In mid-May, the party encountered its first group of Inuit, an igloo-dwelling tribe known as Ookjooliks. There, from a man named Ikinnelikpatolok, they heard a fascinating story. “We learned at the interview that he had only once seen white men alive,” Gilder wrote in his journal, continuing:
That was when he was a little boy. He is now about sixty-five or seventy. He was fishing on Back's River when they came along in a boat and shook hands with him. There were ten men. The leader was called “Tos-ard-e-roak,” which Joe says, from the sound, he thinks means Lieutenant Back. The next white man he saw was dead in a bunk of a big ship which was frozen in the ice near an island about five miles due west of Grant Point, on Adelaide Peninsula. They had to walk out about three miles on smooth ice to reach the ship. He said that his son, who was present, a man about thirty-five years old, was then about like a child he pointed out
â
probably seven or eight years old. About this time he saw the tracks of white men on the main-land. When he first saw them there were four, and afterward only three. This was when the spring snows were falling. When his people saw the ship so long without any one around, they used to go on board and steal pieces of wood andiron. They did not know how to get inside by the doors, and cut a hole in the side of the ship, on a level with the ice, so that when the ice broke up during the following summer the ship filled and sunk. No tracks were seen in the salt-water ice or on the ship, which also was covered with snow, but they saw scrapings and sweepings alongside, which seemed to have been brushed off by people who had been living on board. They found some red cans of fresh meat, with plenty of what looked like tallow mixed with it. A great many had been opened, and four were still unopened. They saw no bread. They found plenty of knives, forks, spoons, pans, cups, and plates on board, and afterward found a few such things on shore after the vessel had gone down. They also saw books on board, and left them there. They only took knives, forks, spoons, and pans; the other things they had no use for. He never saw or heard of the white men's cairn on Adelaide Peninsula.

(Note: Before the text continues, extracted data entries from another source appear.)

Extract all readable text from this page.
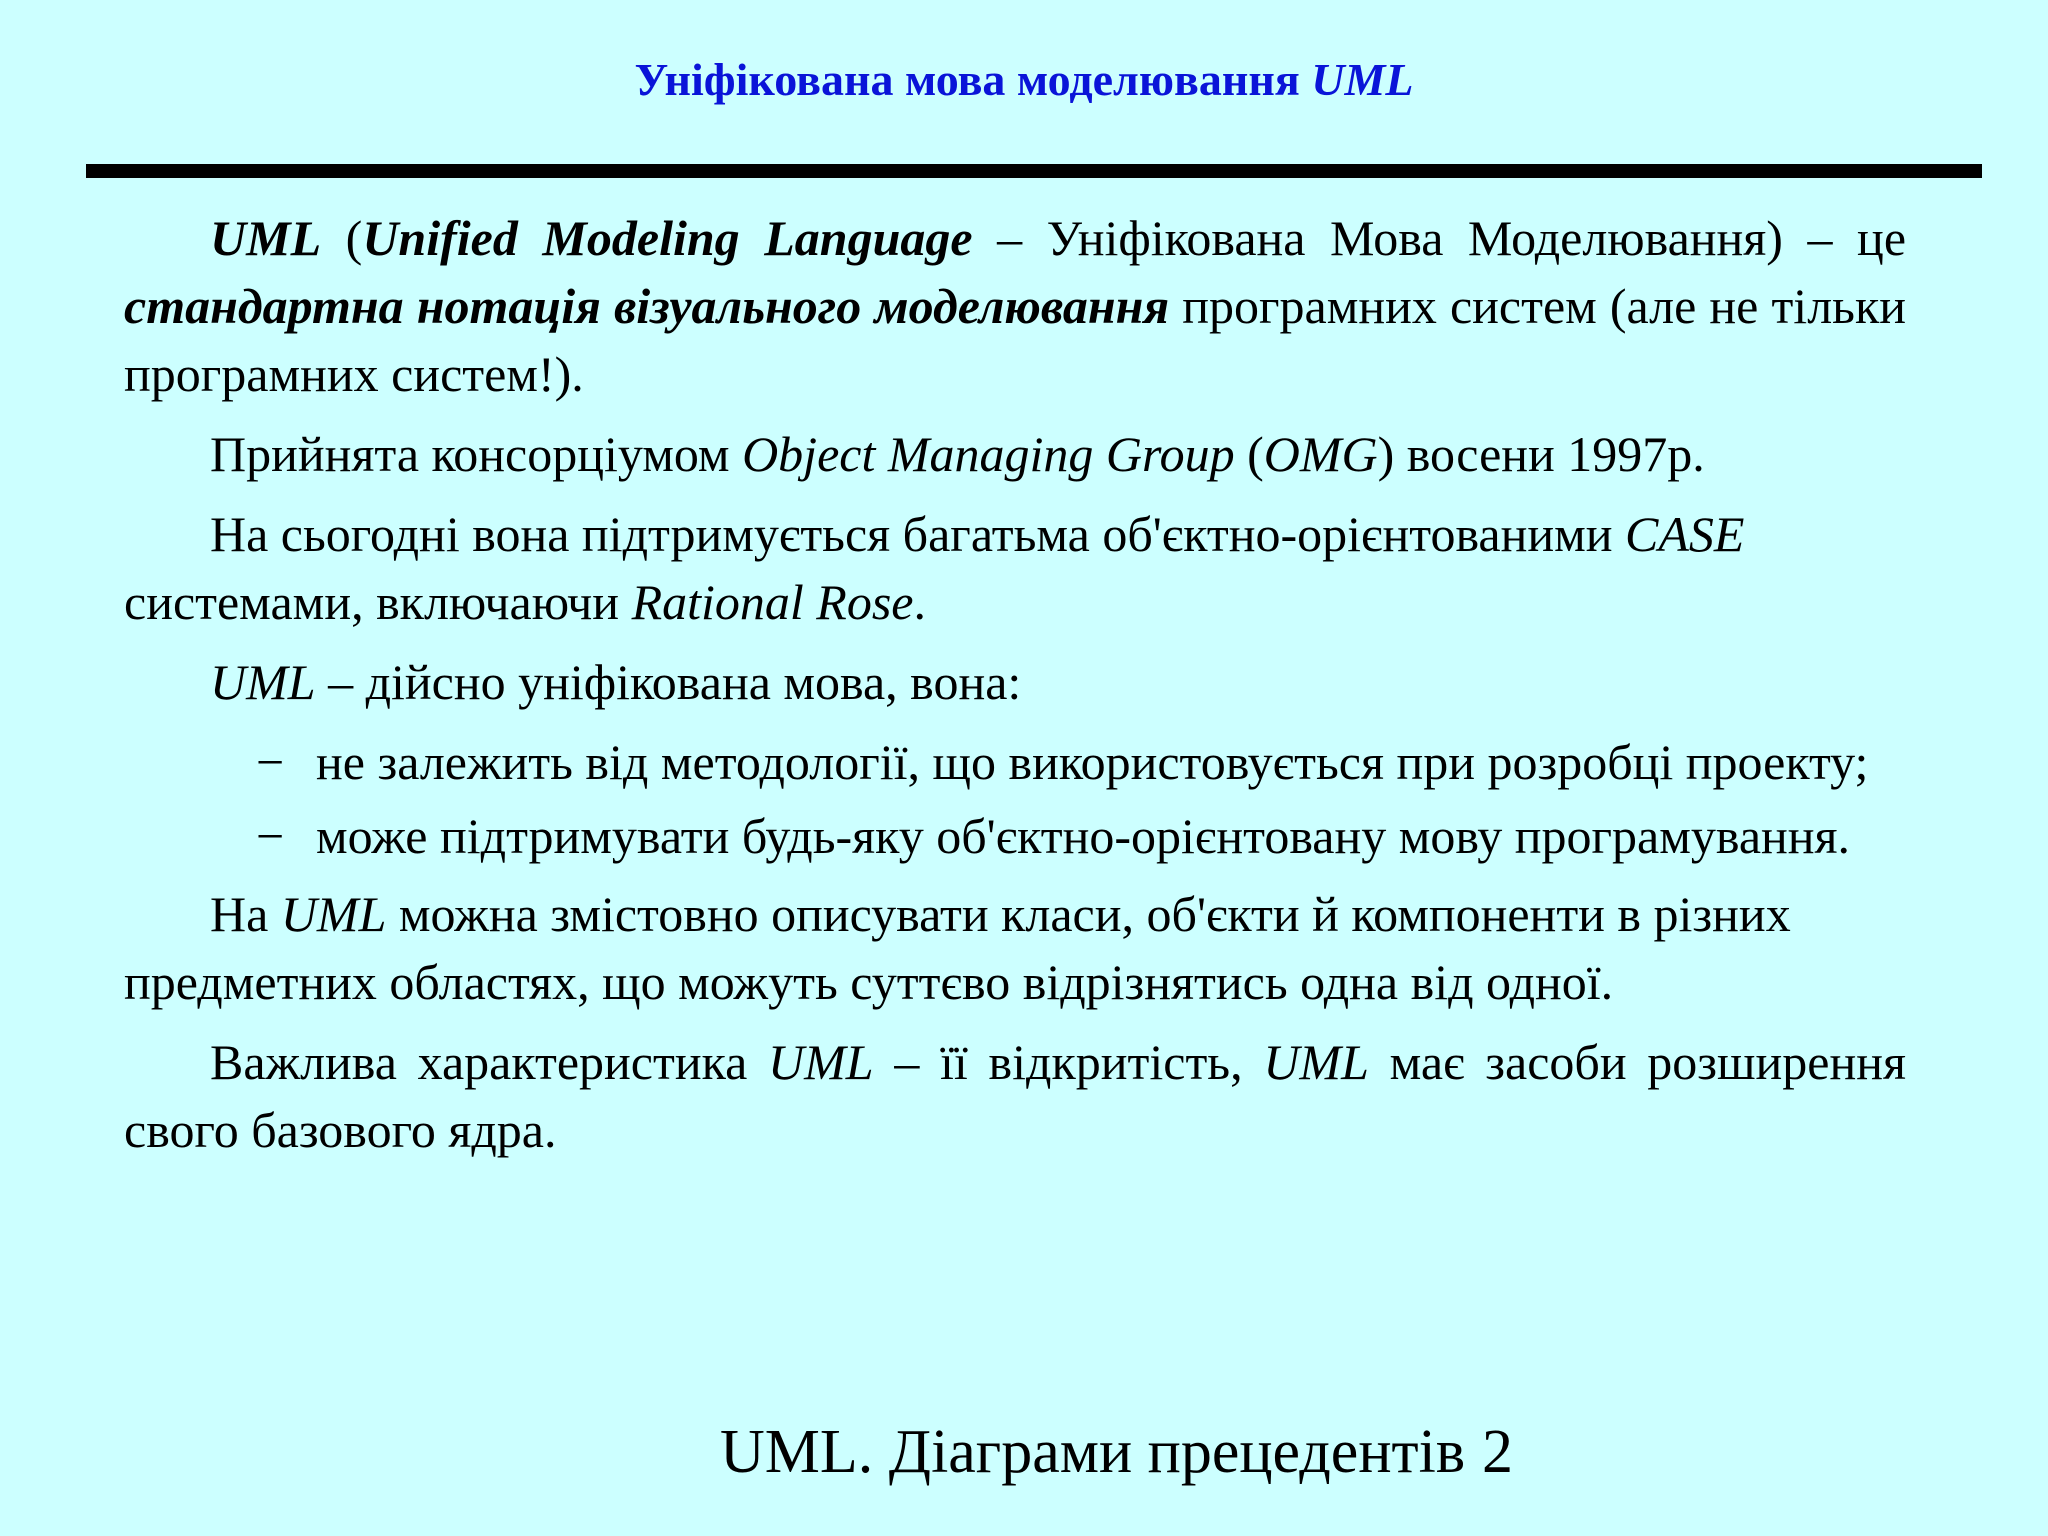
Уніфікована мова моделювання UML

UML (Unified Modeling Language – Уніфікована Мова Моделювання) – це стандартна нотація візуального моделювання програмних систем (але не тільки програмних систем!).

Прийнята консорціумом Object Managing Group (OMG) восени 1997р.

На сьогодні вона підтримується багатьма об'єктно-орієнтованими CASE системами, включаючи Rational Rose.

UML – дійсно уніфікована мова, вона:

− не залежить від методології, що використовується при розробці проекту;
− може підтримувати будь-яку об'єктно-орієнтовану мову програмування.

На UML можна змістовно описувати класи, об'єкти й компоненти в різних предметних областях, що можуть суттєво відрізнятись одна від одної.

Важлива характеристика UML – її відкритість, UML має засоби розширення свого базового ядра.

UML. Діаграми прецедентів 2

Schwatka was exhilarated by the story. If Ikinnelikpatolok was telling the truth, and Schwatka was convinced he was, here was evidence not only of what had happened to at least one of Franklin's ships, but where it had met its fate. Disturbing, however, was the Inuit's account of how, despite all the articles the Ookjooliks had taken from the ship, the books had been left behind.
Moving on towards King William Island, the team came to other Inuit camps, where they heard stories of how certain of the elders had seen white men who were “very thin, and their mouths were dry and hard and black” (sure signs of scurvy). They were also told of how other Inuit had seen tents with dead bodies lying in them, and of how they had also encountered many graves. On the shore of Erebus Bay, just before crossing over to the island, they made one of their most interesting discoveries. “We secured one valuable relic here,” Gilder noted in his journal, “in the sled seen by Sir Leopold McClintock, in Erebus Bay, which at that time had upon it a boat, with several skeletons inside. Since the sled came into the hands of the Inuits it has been cut down several times. It was originally seven feet longer than at present, the runners about two inches higher and twice as far apart. But even in its present state it is an exceedingly interesting memento. We have carefully preserved it in the condition in which it has been in constant use by the Esquimaux for many years.” Aware of the interest that such a relic would have for the Smithsonian, which had partially sponsored his venture, Schwatka had his men pack up a remaining section of the boat to be taken back with him to the museum.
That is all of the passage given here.